Thursday, June 21, 2007

Ferrugem no horizonte

Uma das dores na vida de um cristão é a diferença de objectivos nessa mesma vida. Um cristão necessariamente acha secundário coisas como ganhar uma partida de futebol, torcer e celebrar vitórias da selecção nacional de futebol, tirar um curso universitário, casar, ver os filhos casarem-se, ser aumentado no ordenado, comprar um carro novo, ter uma reforma que dê para passear, sobreviver a um acidente, a morte de um familiar, e por aí em diante. A análise fria não pode deduzir muito mais para além disto. No fim, há os que se salvam e os que não se salvam, e o resultado desta partida é o disparatadamente mais importante de todos. E Jesus dizia para não ajuntarmos tesouros na terra onde a traça e a ferrugem consomem, e só um evangélico baptista americano da linha dura de entre os fundamentalistas é podia pensar que Jesus estava a falar apenas em brincar aos tesouros dos piratas (enterrar literalmente moedas debaixo do chão). Até porque depois, seguem-se os tesouros que devemos ajuntar, no Céu, onde não há traças nem ferrugem.

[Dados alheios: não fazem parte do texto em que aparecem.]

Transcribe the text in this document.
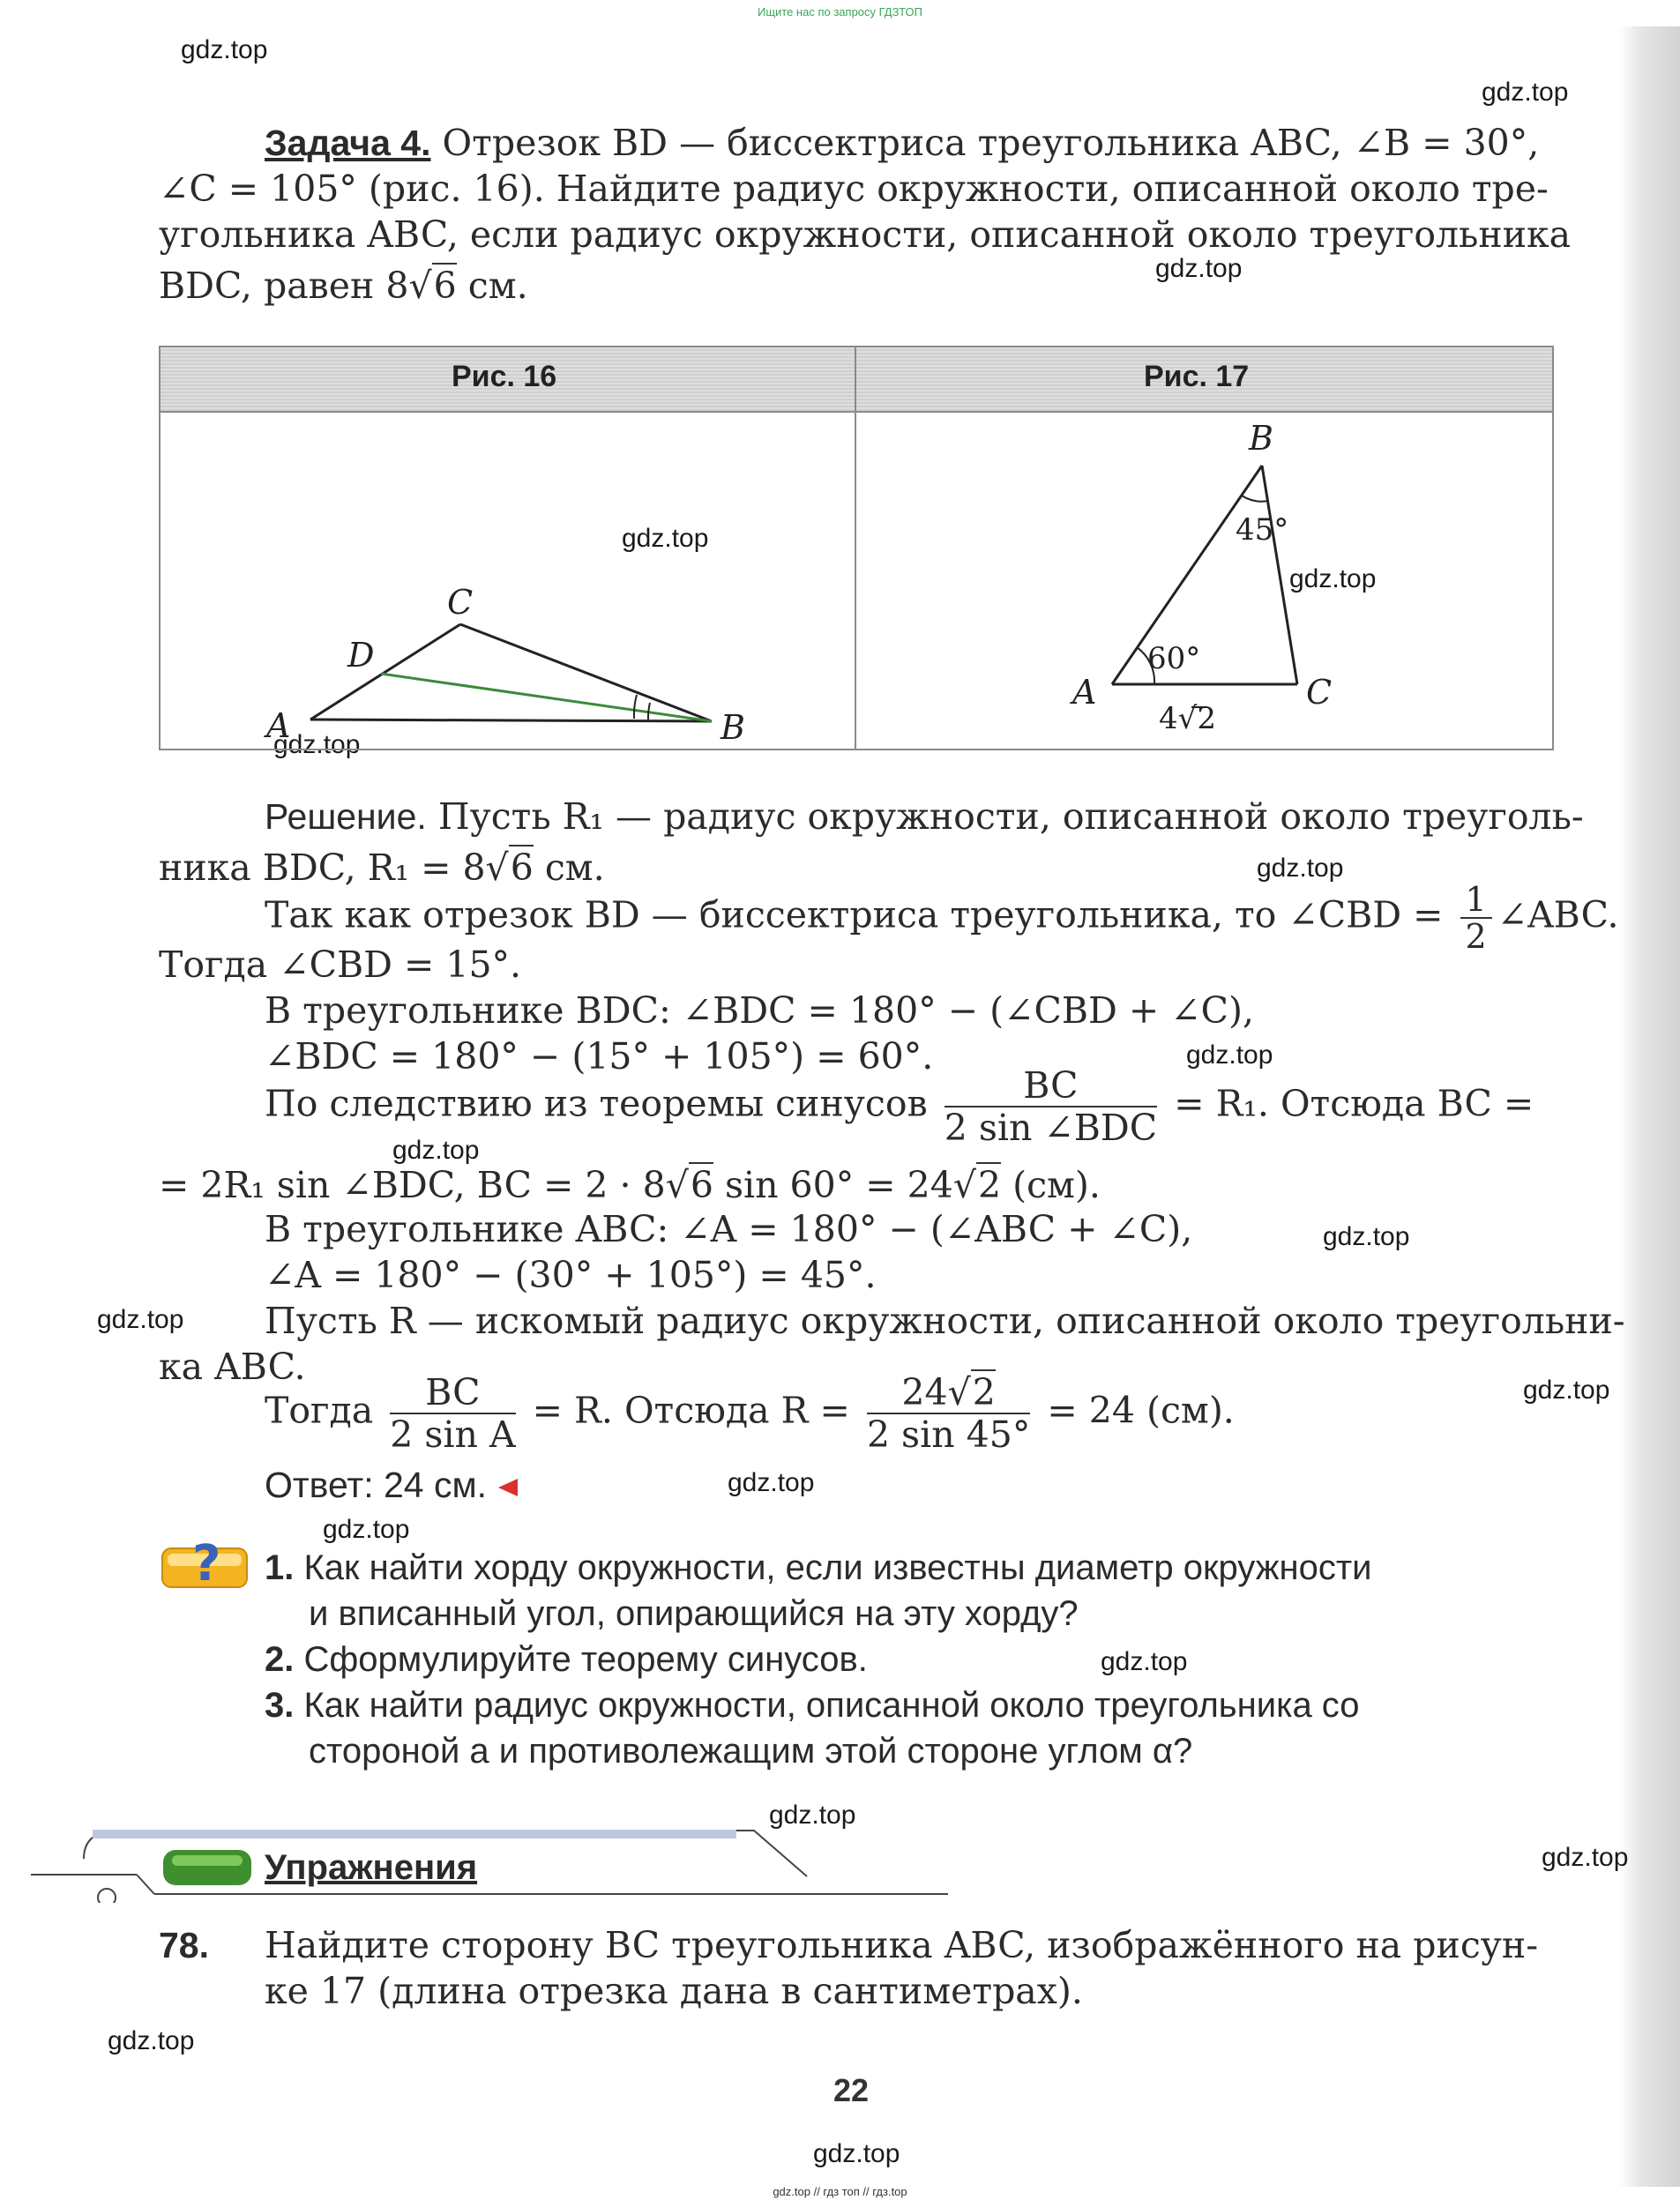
Ищите нас по запросу ГДЗТОП
gdz.top
gdz.top
gdz.top
gdz.top
gdz.top
gdz.top
gdz.top
gdz.top
gdz.top
gdz.top
gdz.top
gdz.top
gdz.top
gdz.top
gdz.top
gdz.top
gdz.top
gdz.top
gdz.top
Задача 4. Отрезок BD — биссектриса треугольника ABC, ∠B = 30°,
∠C = 105° (рис. 16). Найдите радиус окружности, описанной около тре-
угольника ABC, если радиус окружности, описанной около треугольника
BDC, равен 8√6 см.
Рис. 16	Рис. 17
A	B
C
D
B
A	C
45°
60°
4√2
Решение. Пусть R₁ — радиус окружности, описанной около треуголь-
ника BDC, R₁ = 8√6 см.
Так как отрезок BD — биссектриса треугольника, то ∠CBD = $\frac{1}{2}$ ∠ABC.
Тогда ∠CBD = 15°.
В треугольнике BDC: ∠BDC = 180° − (∠CBD + ∠C),
∠BDC = 180° − (15° + 105°) = 60°.
По следствию из теоремы синусов $\frac{BC}{\text{2 sin ∠BDC}} = R_1$. Отсюда BC =
= 2R₁ sin ∠BDC, BC = 2 · 8√6 sin 60° = 24√2 (см).
В треугольнике ABC: ∠A = 180° − (∠ABC + ∠C),
∠A = 180° − (30° + 105°) = 45°.
Пусть R — искомый радиус окружности, описанной около треугольни-
ка ABC.
Тогда $\frac{BC}{\text{2 sin A}} = R$. Отсюда $R = \frac{24√2}{2 \sin 45^\circ} = 24$ (см).
Ответ: 24 см.
? 1. Как найти хорду окружности, если известны диаметр окружности
и вписанный угол, опирающийся на эту хорду?
2. Сформулируйте теорему синусов.
3. Как найти радиус окружности, описанной около треугольника со
стороной a и противолежащим этой стороне углом α?
Упражнения
78. Найдите сторону BC треугольника ABC, изображённого на рисун-
ке 17 (длина отрезка дана в сантиметрах).
22
gdz.top // гдз топ // гдз.top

Se por acaso o sorriso do cristão não for suficientemente rasgado quando o seu amigo não crente tirar o curso, não deve ser levado a mal. Há uma alegria possível e sincera na alegria do próximo. Mas a tal análise fria relembra que no fundo, só está a enterrar o tesouro um pouco mais fundo.

Thursday, June 07, 2007

Desancar Dawkins 2

Um Dawkins deve estar para um Hawking, assim como um fato de treino Reelook para um fato de treino Reebok.

Desancar Dawkins 1

Quando fui visitar o site do Richard Dawkins, era porque pensava que lá encontraria a vanguarda dos inimigos da fé religiosa. De certo modo, foi isso que encontrei, mas apenas numa segunda análise. Eis um exemplo:


What is your opinion about Stalin and Hitler as atheists?
I have said in my book that Hitler was not at all atheist, as he was religiously biased against Jewish people. Stalin was following communism dogmatically. (…) Being atheist does not ask you to become dogmatic or atheist (…)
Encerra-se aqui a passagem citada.